The watch of the bomber-pilot-turned-CEO was manufactured in 1966. And it stayed on his wrist until his grandson graduated from U.S. Air Force pilot training in 1990. 

"He knew I was fascinated with the watch," Paul told me. "I had commented several times on it." 

Paul spent four years at the U.S. Air Force Academy. On the morning of Paul's pilot training graduation in 1990, the famous Enola Gay pilot attended the ceremony and took off his Rolex GMT-Master.

"He literally slid the watch over to me on the table and said, 'I want you to have it,'" Paul told me. When Paul inquired to have the GMT-Master serviced in 2004, he contacted Rolex SA in Geneva. Rolex, knowing its provenance, restored the watch to specs pro-bono. 

"I don't have a uniform of his," Paul told me. "I don't have his wings. I don't have any of his Air Force memorabilia. The only thing I have is that watch."

The timepiece is as old as Paul. With a 1,259,261 serial, it was manufactured the year of Paul's birth, 1966.

There is a tradition in the military where a pilot takes his first set of wings, snap them in half and give half to someone really important to the pilot while keeping the other half. 

Paul Tibbets IV snapped his first set of pilot wings and gave his grandfather that half. "He is a hero of mine," he told me. And Paul's grandfather gave him the Rolex.

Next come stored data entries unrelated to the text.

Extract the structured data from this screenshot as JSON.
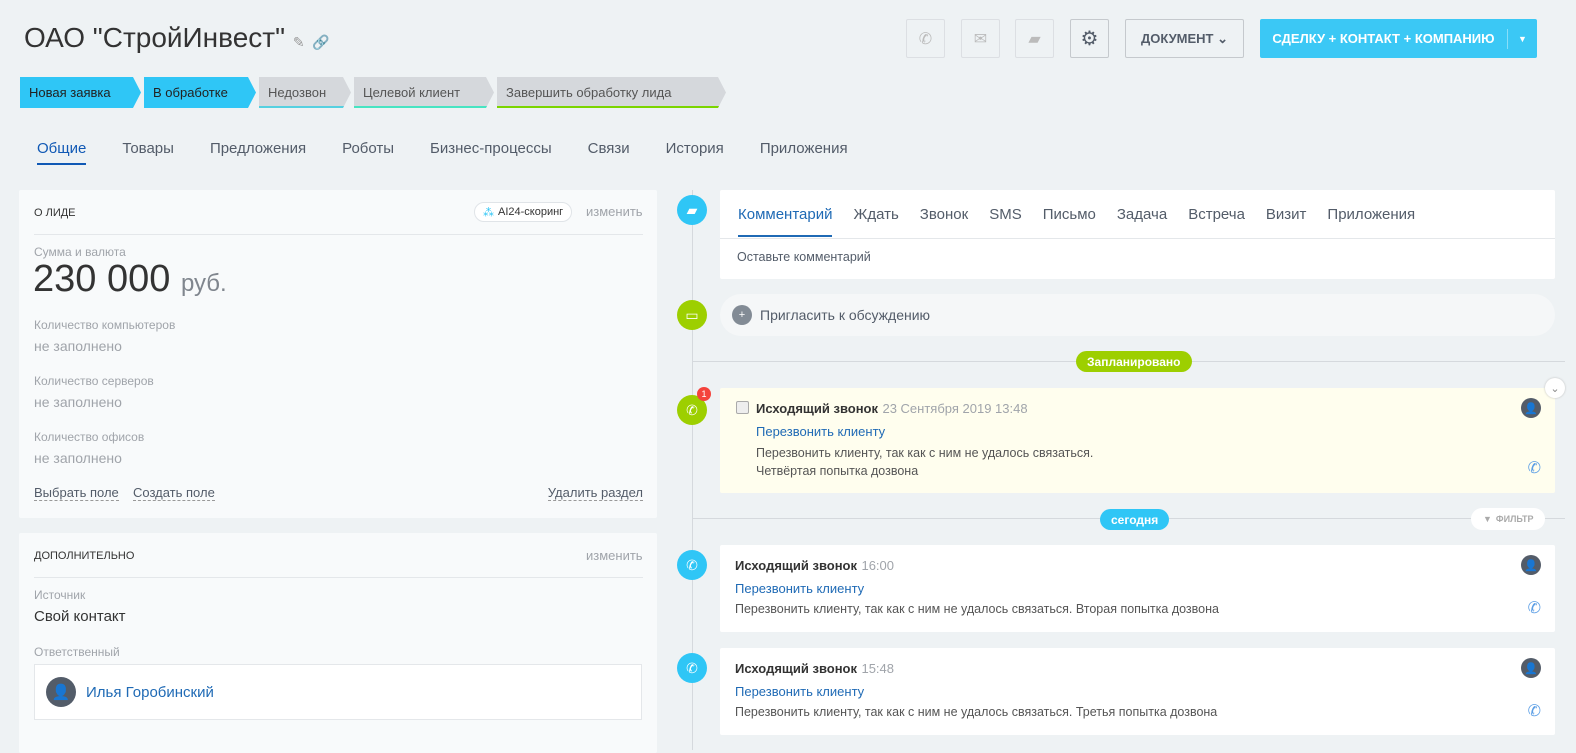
{
  "header": {
    "title": "ОАО \"СтройИнвест\"",
    "document_label": "ДОКУМЕНТ",
    "convert_label": "СДЕЛКУ + КОНТАКТ + КОМПАНИЮ"
  },
  "stages": [
    {
      "label": "Новая заявка",
      "active": true
    },
    {
      "label": "В обработке",
      "active": true
    },
    {
      "label": "Недозвон",
      "color": "#55d0e0"
    },
    {
      "label": "Целевой клиент",
      "color": "#47e4c2"
    },
    {
      "label": "Завершить обработку лида",
      "color": "#7bd500"
    }
  ],
  "tabs": [
    "Общие",
    "Товары",
    "Предложения",
    "Роботы",
    "Бизнес-процессы",
    "Связи",
    "История",
    "Приложения"
  ],
  "about": {
    "title": "О лиде",
    "scoring": "AI24-скоринг",
    "edit": "изменить",
    "amount_label": "Сумма и валюта",
    "amount": "230 000",
    "currency": "руб.",
    "fields": [
      {
        "label": "Количество компьютеров",
        "value": "не заполнено"
      },
      {
        "label": "Количество серверов",
        "value": "не заполнено"
      },
      {
        "label": "Количество офисов",
        "value": "не заполнено"
      }
    ],
    "select_field": "Выбрать поле",
    "create_field": "Создать поле",
    "delete_section": "Удалить раздел"
  },
  "extra": {
    "title": "Дополнительно",
    "edit": "изменить",
    "source_label": "Источник",
    "source": "Свой контакт",
    "responsible_label": "Ответственный",
    "responsible": "Илья Горобинский"
  },
  "activity": {
    "tabs": [
      "Комментарий",
      "Ждать",
      "Звонок",
      "SMS",
      "Письмо",
      "Задача",
      "Встреча",
      "Визит",
      "Приложения"
    ],
    "placeholder": "Оставьте комментарий",
    "invite": "Пригласить к обсуждению"
  },
  "timeline": {
    "planned": "Запланировано",
    "today": "сегодня",
    "filter": "ФИЛЬТР",
    "scheduled": {
      "badge": "1",
      "title": "Исходящий звонок",
      "time": "23 Сентября 2019 13:48",
      "link": "Перезвонить клиенту",
      "text1": "Перезвонить клиенту, так как с ним не удалось связаться.",
      "text2": "Четвёртая попытка дозвона"
    },
    "events": [
      {
        "title": "Исходящий звонок",
        "time": "16:00",
        "link": "Перезвонить клиенту",
        "text": "Перезвонить клиенту, так как с ним не удалось связаться. Вторая попытка дозвона"
      },
      {
        "title": "Исходящий звонок",
        "time": "15:48",
        "link": "Перезвонить клиенту",
        "text": "Перезвонить клиенту, так как с ним не удалось связаться. Третья попытка дозвона"
      }
    ]
  },
  "colors": {
    "accent": "#3bc8f5",
    "green": "#9dcf00",
    "link": "#1f6ab5"
  }
}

Paul described it as a "pretty emotional time." 

"And my grandpa knew that," he said. "My grandpa wasn't really known to be an emotional guy. But I think that's a pretty significant event when he handed me that watch."

"It's the most special relationship between the two of us," he said. "Because when I wear that watch, I think about my grandpa."

I finally asked Paul whether he will give the Rolex GMT-Master to his son, Paul Tibbets V, who is now 18. "That's my plan," he said. Then he added, laughing: "Probably when he gets a little older, and I know that he'll take care of it!"